What will this mean for us humans, then? I like the perspective that Thomas Pueyo gives here, which is that at a minimum, these tools are going to dramatically multiply the productivity of individual humans who do intellectual work, in the same way that tractors changed farm work. I'm seeing that in my own work! And changing the efficiency of knowledge work is going to change the landscape of work itself, in a way that’s similar to how industrialization changed farming and manufacturing. And it’s happening faaaaast.
Now, to be clear, not everyone welcomes these new-found AI superpowers. Some people (like Gary Marcus and Melanie Mitchell) are simply skeptical of the claims, and suggest that is just party tricks, not “real intelligence” (whatever that is).

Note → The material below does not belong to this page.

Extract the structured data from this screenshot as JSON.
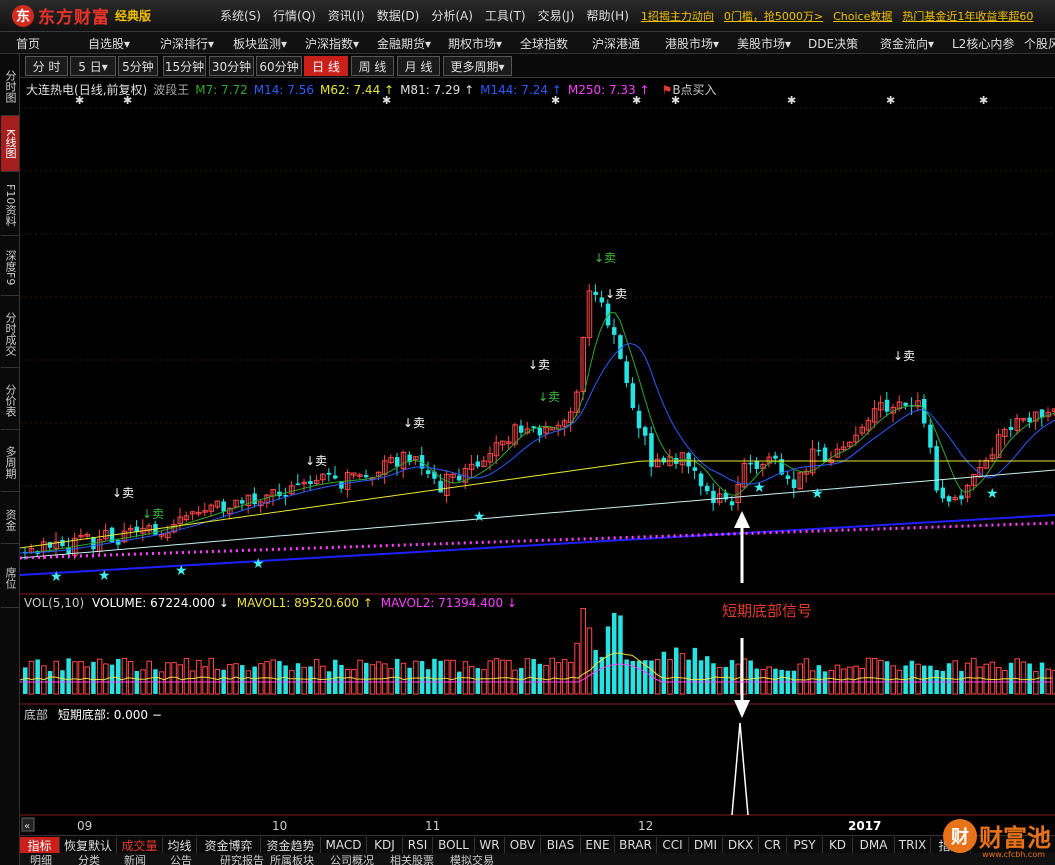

Others are concerned about the ethical implications (bias, disinformation), the legal implications (copyright), the economic implications (jobs), or the humanist implications (how will we make sense of anything?). Some (like Eliezer Yudkowsky) even think this spells literal doom for humanity, in short order.
Like everyone else, I don’t have any real idea about how this will play out. But I do have a pretty strong perspective that it means that the relationship between concepts and computers has entered a new era. And that's where we'll take things next.
1: At least, not most of the time. Certainly in some cases, it does amount to being something like memorization; if the model is trying to complete a sentence like “in 1983, the Prime Minister of India was …”, then “Indira Gandhi“ is the only correct answer. But that’s the exception, not the rule.